For many, 2020 was going to be the year.
The economy was booming, 2019 — a year the majority of Americans said was terrible — was in the rearview mirror, the Olympics were on the horizon, and Tom Cruise was set to bring back Lt. Pete “Maverick” Mitchell in a new “Top Gun.”
But then a worldwide pandemic crashed the party, locked us inside, and began wrecking local economies. We canceled trips, turned our living rooms into home offices, distanced ourselves from loved ones, and postponed, axed or rejiggered longstanding plans — all in the name of putting or neighbor’s wellbeing in front of our own.
Which puts us in a tricky situation when looking over this month’s ballot.
Roseburg Public Schools is asking voters to approve a $94 million bond levy for safety and security systems, vocational education, indoor air quality improvements, heating and cooling systems and technology infrastructure at each school in the district, as well as funding five new gymnasiums at elementary schools and replacing the Heritage Building.
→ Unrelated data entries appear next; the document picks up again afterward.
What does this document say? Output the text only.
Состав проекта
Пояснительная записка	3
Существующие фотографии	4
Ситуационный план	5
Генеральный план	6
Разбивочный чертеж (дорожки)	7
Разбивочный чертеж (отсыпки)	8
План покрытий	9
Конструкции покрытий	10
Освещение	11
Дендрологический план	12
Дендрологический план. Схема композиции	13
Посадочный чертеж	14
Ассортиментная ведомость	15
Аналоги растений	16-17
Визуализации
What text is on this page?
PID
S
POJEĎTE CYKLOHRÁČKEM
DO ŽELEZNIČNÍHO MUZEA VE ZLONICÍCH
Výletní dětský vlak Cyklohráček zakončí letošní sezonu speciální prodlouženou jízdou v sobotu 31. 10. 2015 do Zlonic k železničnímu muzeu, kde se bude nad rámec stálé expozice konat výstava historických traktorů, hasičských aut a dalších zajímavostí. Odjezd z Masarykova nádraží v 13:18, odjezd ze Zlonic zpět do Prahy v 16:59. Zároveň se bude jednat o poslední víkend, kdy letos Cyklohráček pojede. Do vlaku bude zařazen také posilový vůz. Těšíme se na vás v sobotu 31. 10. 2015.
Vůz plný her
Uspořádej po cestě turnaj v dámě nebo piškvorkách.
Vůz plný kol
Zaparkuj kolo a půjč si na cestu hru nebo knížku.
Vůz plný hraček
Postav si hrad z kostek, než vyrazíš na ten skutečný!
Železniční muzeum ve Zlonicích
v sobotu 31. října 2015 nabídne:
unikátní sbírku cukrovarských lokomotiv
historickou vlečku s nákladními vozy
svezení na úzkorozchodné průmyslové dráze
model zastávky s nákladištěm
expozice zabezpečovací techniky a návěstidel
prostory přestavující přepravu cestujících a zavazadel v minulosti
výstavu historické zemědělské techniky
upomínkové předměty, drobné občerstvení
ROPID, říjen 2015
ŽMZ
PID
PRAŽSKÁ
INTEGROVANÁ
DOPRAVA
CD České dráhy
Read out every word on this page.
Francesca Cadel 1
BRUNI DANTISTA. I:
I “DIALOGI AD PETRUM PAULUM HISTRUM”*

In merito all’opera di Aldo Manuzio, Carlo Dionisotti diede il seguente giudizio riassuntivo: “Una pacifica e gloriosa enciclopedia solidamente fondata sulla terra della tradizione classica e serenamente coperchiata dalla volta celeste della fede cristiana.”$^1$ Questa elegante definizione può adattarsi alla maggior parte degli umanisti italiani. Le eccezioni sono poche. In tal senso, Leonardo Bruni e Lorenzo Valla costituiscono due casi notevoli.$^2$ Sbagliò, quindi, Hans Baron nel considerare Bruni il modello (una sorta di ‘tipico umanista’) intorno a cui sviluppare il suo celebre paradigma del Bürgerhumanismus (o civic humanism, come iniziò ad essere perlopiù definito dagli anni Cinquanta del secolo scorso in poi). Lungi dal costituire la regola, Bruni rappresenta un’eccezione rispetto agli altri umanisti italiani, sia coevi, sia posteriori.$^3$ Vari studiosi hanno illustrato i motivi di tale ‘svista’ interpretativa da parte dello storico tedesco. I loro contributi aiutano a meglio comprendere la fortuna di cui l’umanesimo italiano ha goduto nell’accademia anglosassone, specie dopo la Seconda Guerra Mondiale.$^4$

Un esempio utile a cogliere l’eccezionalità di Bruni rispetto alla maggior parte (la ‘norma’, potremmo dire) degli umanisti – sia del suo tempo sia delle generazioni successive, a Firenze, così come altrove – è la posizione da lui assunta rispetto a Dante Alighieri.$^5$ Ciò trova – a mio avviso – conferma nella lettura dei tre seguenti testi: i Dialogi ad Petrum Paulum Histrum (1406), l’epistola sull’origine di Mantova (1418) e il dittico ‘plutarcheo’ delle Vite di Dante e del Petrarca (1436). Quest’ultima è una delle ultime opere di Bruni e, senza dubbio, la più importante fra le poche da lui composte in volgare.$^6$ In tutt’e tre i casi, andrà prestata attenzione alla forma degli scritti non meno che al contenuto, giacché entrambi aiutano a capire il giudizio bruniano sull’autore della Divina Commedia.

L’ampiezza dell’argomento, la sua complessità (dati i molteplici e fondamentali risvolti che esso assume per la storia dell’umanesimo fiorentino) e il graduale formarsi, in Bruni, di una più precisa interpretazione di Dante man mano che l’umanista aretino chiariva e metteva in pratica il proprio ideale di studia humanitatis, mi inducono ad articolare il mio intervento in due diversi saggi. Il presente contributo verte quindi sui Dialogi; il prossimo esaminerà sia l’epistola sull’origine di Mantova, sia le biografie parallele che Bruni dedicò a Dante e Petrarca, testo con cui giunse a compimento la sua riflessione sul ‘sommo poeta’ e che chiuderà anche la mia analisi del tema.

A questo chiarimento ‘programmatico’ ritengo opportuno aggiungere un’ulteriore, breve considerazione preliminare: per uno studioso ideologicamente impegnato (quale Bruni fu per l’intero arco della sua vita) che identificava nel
Supporters of the bond say it will boost the economy by creating jobs, making the area more attractive for prospective residents, and by producing a young workforce capable of tackling the 21st century’s complex and technologically-advanced problems.
It’s no secret that Douglas County is struggling to attract, let alone retain, a powerful workforce, and outdated educational facilities may be to blame. After all, when young professionals look at moving to the area — often with their young families in tow — our overgrown halls of ivy don’t exactly scream “move here.”
And for the most part, the supporters are right. District-wide renovations could help attract neurologists, accountants, and other specialists to the area while making life better for the rest of us because investing in education early and often is critical in maintaining a strong community. A community, by the way, made so great by the facilities paid for by the debts of generations past.
But times are drastically different than they were in February when Superintendent Jared Cordon submitted the measure to the county clerk. COVID-19 has decimated small businesses and forced workers to file unemployment insurance claims at a record-breaking pace.
In Sutherlin, Superintendent Terri Prestianni pulled his bond from the ballot in March, saying the community would be stretched too thin.
“We have to remember our community of businesses, and for them to be shut down and then think there’s even the possibility of raising taxes. I think that’s not good,” he said.
Even as Oregon begins to slowly open, the losses to companies nationwide, many already overwhelmed with debt, could trigger a financial crisis so dire it would be the deepest dive for the global economy for over 100 years, according to Kenneth Rogoff, a Harvard economist.
“I feel like the 2008 financial crisis was just a dry run for this,” he told The New York Times in April.
Which makes it difficult to justify voting in favor of a bond of any size — even one as critical as this. The bond would mature in 20 years and have an estimated tax rate of $1.27 per $1,000 of assessed property, a 63-cent per $1,000 increase over the current rate, which pre-pandemic, would have been a worthy investment. But with many in the county not knowing when their next paycheck will come, whether their jobs will return as swiftly as they hope, or if they’ll ever get to unlock their storefront doors, it’s too risky to support an additional tax.
Unfortunately, 2020 just isn’t the year.